L’Amérique en deux versions noires

Au choix, Hollywood face sombre par Cronenberg (« Maps to the Stars ») ou la Pennsylvanie d’un drame américain qui met en scène un très riche et deux lutteurs (« Foxcatcher », de Bennett Miller). Le choix est vite fait.

Mia Wasikowska

Jean-Luc Godard ne viendra pas, à la déception des cinéphiles, mais Robert Pattinson est bien là, pour la plus grande joie de ses jeunes fans. Question de génération. Pattinson est pour la deuxième fois, après « Cosmopolis », dans un film du Canadien David Cronenberg. Dans « Maps to the Stars », il n’a pas le premier rôle. Ce sont les femmes qui mènent la danse, Mia Wasikowska et Julianne Moore. On est à Hollywood, mais, selon Cronenberg, on pourrait être aussi bien « dans la Silicon Valley, à Wall Street, partout où les gens sont très ambitieux, cupides, ont peur de plein de choses ».

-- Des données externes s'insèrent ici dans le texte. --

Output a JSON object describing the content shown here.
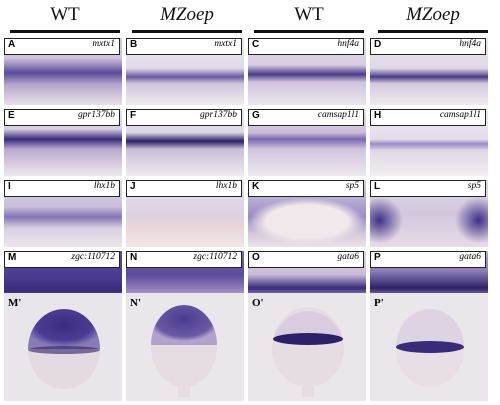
{
  "headers": [
    {
      "label": "WT",
      "italic": false
    },
    {
      "label": "MZoep",
      "italic": true
    },
    {
      "label": "WT",
      "italic": false
    },
    {
      "label": "MZoep",
      "italic": true
    }
  ],
  "rows": [
    [
      {
        "letter": "A",
        "gene": "mxtx1"
      },
      {
        "letter": "B",
        "gene": "mxtx1"
      },
      {
        "letter": "C",
        "gene": "hnf4a"
      },
      {
        "letter": "D",
        "gene": "hnf4a"
      }
    ],
    [
      {
        "letter": "E",
        "gene": "gpr137bb"
      },
      {
        "letter": "F",
        "gene": "gpr137bb"
      },
      {
        "letter": "G",
        "gene": "camsap1l1"
      },
      {
        "letter": "H",
        "gene": "camsap1l1"
      }
    ],
    [
      {
        "letter": "I",
        "gene": "lhx1b"
      },
      {
        "letter": "J",
        "gene": "lhx1b"
      },
      {
        "letter": "K",
        "gene": "sp5"
      },
      {
        "letter": "L",
        "gene": "sp5"
      }
    ],
    [
      {
        "letter": "M",
        "gene": "zgc:110712"
      },
      {
        "letter": "N",
        "gene": "zgc:110712"
      },
      {
        "letter": "O",
        "gene": "gata6"
      },
      {
        "letter": "P",
        "gene": "gata6"
      }
    ]
  ],
  "bottom": [
    {
      "letter": "M'"
    },
    {
      "letter": "N'"
    },
    {
      "letter": "O'"
    },
    {
      "letter": "P'"
    }
  ],
  "colors": {
    "stain": "#3a2a78",
    "bg_light": "#e9e2ea",
    "bg_mid": "#d7cfe0"
  }
}
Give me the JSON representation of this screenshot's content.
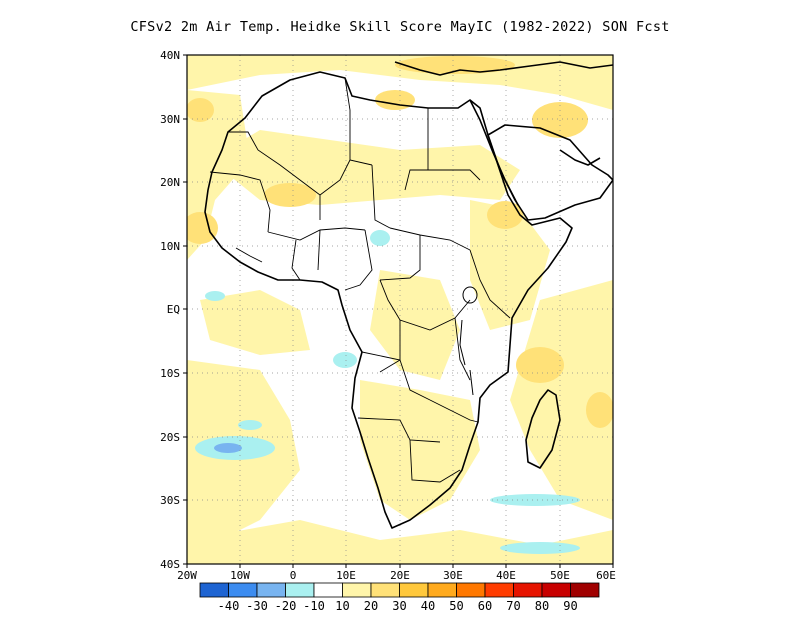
{
  "title": "CFSv2 2m Air Temp. Heidke Skill Score MayIC (1982-2022) SON Fcst",
  "map": {
    "lon_range": [
      -20,
      60
    ],
    "lat_range": [
      -40,
      40
    ],
    "lat_ticks": [
      "40N",
      "30N",
      "20N",
      "10N",
      "EQ",
      "10S",
      "20S",
      "30S",
      "40S"
    ],
    "lon_ticks": [
      "20W",
      "10W",
      "0",
      "10E",
      "20E",
      "30E",
      "40E",
      "50E",
      "60E"
    ],
    "grid": "dotted"
  },
  "colorbar": {
    "colors": [
      "#1e64d2",
      "#3c8cf0",
      "#78b4f0",
      "#aaf0f0",
      "#ffffff",
      "#fff5aa",
      "#ffe178",
      "#ffc83c",
      "#ffaa1e",
      "#ff7800",
      "#ff3c00",
      "#e61400",
      "#c80000",
      "#a00000"
    ],
    "labels": [
      "-40",
      "-30",
      "-20",
      "-10",
      "10",
      "20",
      "30",
      "40",
      "50",
      "60",
      "70",
      "80",
      "90"
    ]
  }
}
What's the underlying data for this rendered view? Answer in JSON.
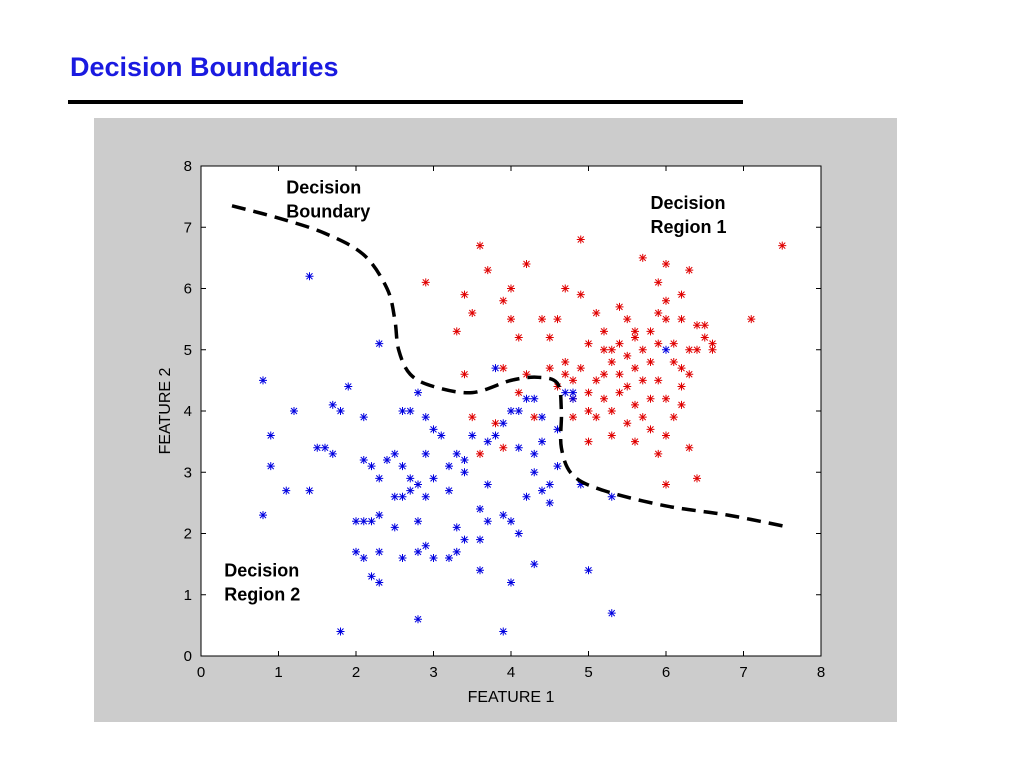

On ne sait ce qui tient au scénario de Bruce Wagner ou au cinéaste de « Crash », mais la barque est lourdement chargée. Tous les personnages sont plus que névrosés et la plupart drogués, y compris la jeune vedette de 13 ans (l’étonnant Evan Bird). Ils sont prêts à tout pour réussir. Inceste, violence, sans compter quelques fantômes sont les ingrédients de cette mixture avec laquelle Cronenberg ne renouvelle guère son inspiration. Les acteurs font ce que leur dicte leur rôle mais on n’a guère envie de les admirer. Si vous êtes malgré tout tenté, sachez que le film sort le 21 mai.

Channing Tatum et Steve Carell

Côté Amérique du Nord, on préfère nettement « Foxcatcher », de Bennett Miller, dont c’est le troisième long métrage (le deuxième était le très honorable « Truman Capote » avec Philip Seymour Hoffmann). Miller raconte une histoire authentique et très américaine, celle du milliardaire excentrique John Éleuthère du Pont (Steve Carell) et des champions de lutte Mark et Dave Schultz (Channing Tatum et Mark Ruffalo). Même si on ne s’intéresse pas à la lutte (et pourquoi s’y intéresserait-on ?), on est fasciné par ce drame aux ressorts psychologiques complexes, que le réalisateur et les acteurs ont l’intelligence de ne pas simplifier. Le film, qui pourrait figurer au palmarès cannois, n’est pas programmé en France avant novembre. Essayez de ne rien savoir sur ce qui s’est passé, vous n’en serez que plus séduit.